笑いどころはしっかりと用意されており、それはほとんどが俳優陣の体を張った頑張りのためだ。特に頭の弱い青年を演じたデイブ・フランコは素晴らしい。顔はいいけど頭が悪い、という実はなかなか難しい役を恥ずかしげもなく演じきっていた。特に「手押し車」に関するギャグはかなりヒドくて評価したい。お兄さんの作られたバカさとは違って、本当にこいつバカなんじゃないのか、と思わせる説得力があった。

一方で脚本はほんとうにダメだった。特にこの手の作品で友情を描くのはいいが、そこに人生論まで語られると一気に説教ぽさが溢れ出し、「そんなことを聞きたいわけじゃない」と心の叫びが思わず漏れそうになる。前半の『ハングオーバー』的なノリは悪くなく、またドイツでの異文化体験でもしっかりと笑わせてくれたのだから、その線で最後まで行くべきだった。それがいじめ問題を真面目に語ったり、マラソンしたり、人生の大事なことに気がついたりと「そうじゃない感」が終盤に一気に登場する。これでは作品への印象はよくなるはずがない。「終わりがダメならすべてダメ」というのは映画の評価作法において公平ではないのかもしれないが、コメディ映画では笑顔でクレジットを迎えたいというのは一般的な願いだろう。

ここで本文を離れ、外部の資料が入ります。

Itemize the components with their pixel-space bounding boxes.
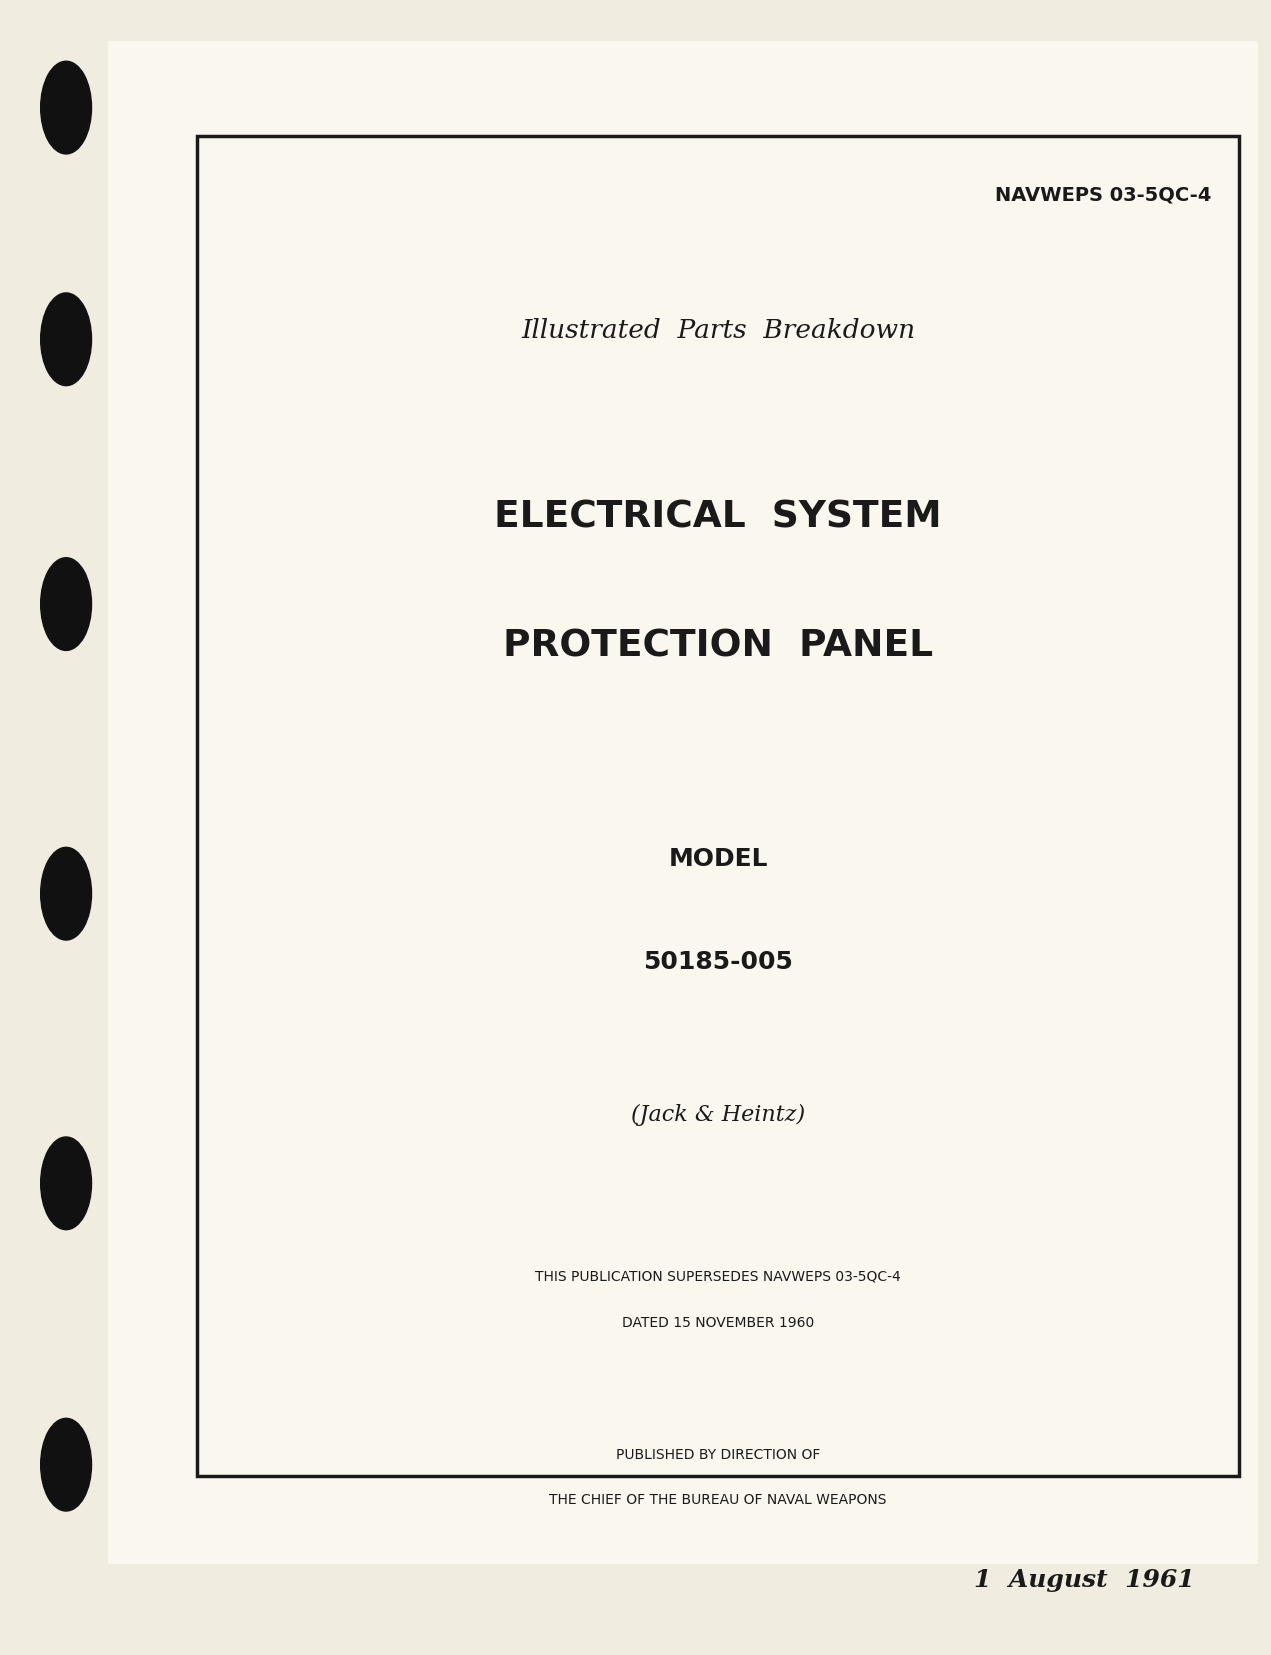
Text: Illustrated  Parts  Breakdown: Illustrated Parts Breakdown [521,318,915,343]
Text: (Jack & Heintz): (Jack & Heintz) [632,1104,805,1125]
Ellipse shape [41,1418,92,1511]
Ellipse shape [41,847,92,940]
Text: DATED 15 NOVEMBER 1960: DATED 15 NOVEMBER 1960 [622,1316,815,1329]
Text: PUBLISHED BY DIRECTION OF: PUBLISHED BY DIRECTION OF [616,1448,820,1461]
Text: PROTECTION  PANEL: PROTECTION PANEL [503,629,933,665]
Ellipse shape [41,61,92,154]
FancyBboxPatch shape [108,41,1258,1564]
Text: THIS PUBLICATION SUPERSEDES NAVWEPS 03-5QC-4: THIS PUBLICATION SUPERSEDES NAVWEPS 03-5… [535,1269,901,1283]
Text: 50185-005: 50185-005 [643,950,793,975]
Text: THE CHIEF OF THE BUREAU OF NAVAL WEAPONS: THE CHIEF OF THE BUREAU OF NAVAL WEAPONS [549,1493,887,1506]
Ellipse shape [41,558,92,650]
Text: 1  August  1961: 1 August 1961 [974,1567,1195,1592]
Ellipse shape [41,1137,92,1230]
Text: MODEL: MODEL [669,847,768,872]
Text: ELECTRICAL  SYSTEM: ELECTRICAL SYSTEM [494,500,942,536]
Ellipse shape [41,293,92,386]
Text: NAVWEPS 03-5QC-4: NAVWEPS 03-5QC-4 [995,185,1211,204]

それでも物語中盤には笑いどころはしっかりと用意されているし、ドタバタ旅行記としてはなかなか楽しめる。アメリカ人によるドイツ珍道中として見る限りは、損はない作品かもしれない。とにかくドイツとは本当にあんな感じなのか至急に調査する必要はある。

[pc]

<スポンサーリンク>

[/pc] [sp]

<スポンサーリンク>

[/sp]

ということでヴィンス・ヴォーン主演の『アンフィニッシュド・ビジネス/Unfinished Business』のレビューでした。日本公開は絶対ないに5000点です。でもDVDで観る分にはなかなか悪くないコメディだと思います。ヴィンス・ヴォーン、デイブ・フランコ、そしてニック・フロストのファンの方にはおすすめできるかも。それにしてもしばらく見ないうちでニック・フロストがさらに太っていたことが心配です。もうかわいいデブではなく、病気が心配なレベルになっているような、、、。まあ、そんな感じなので興味のあるかたはぜひDVDでご覧ください。以上。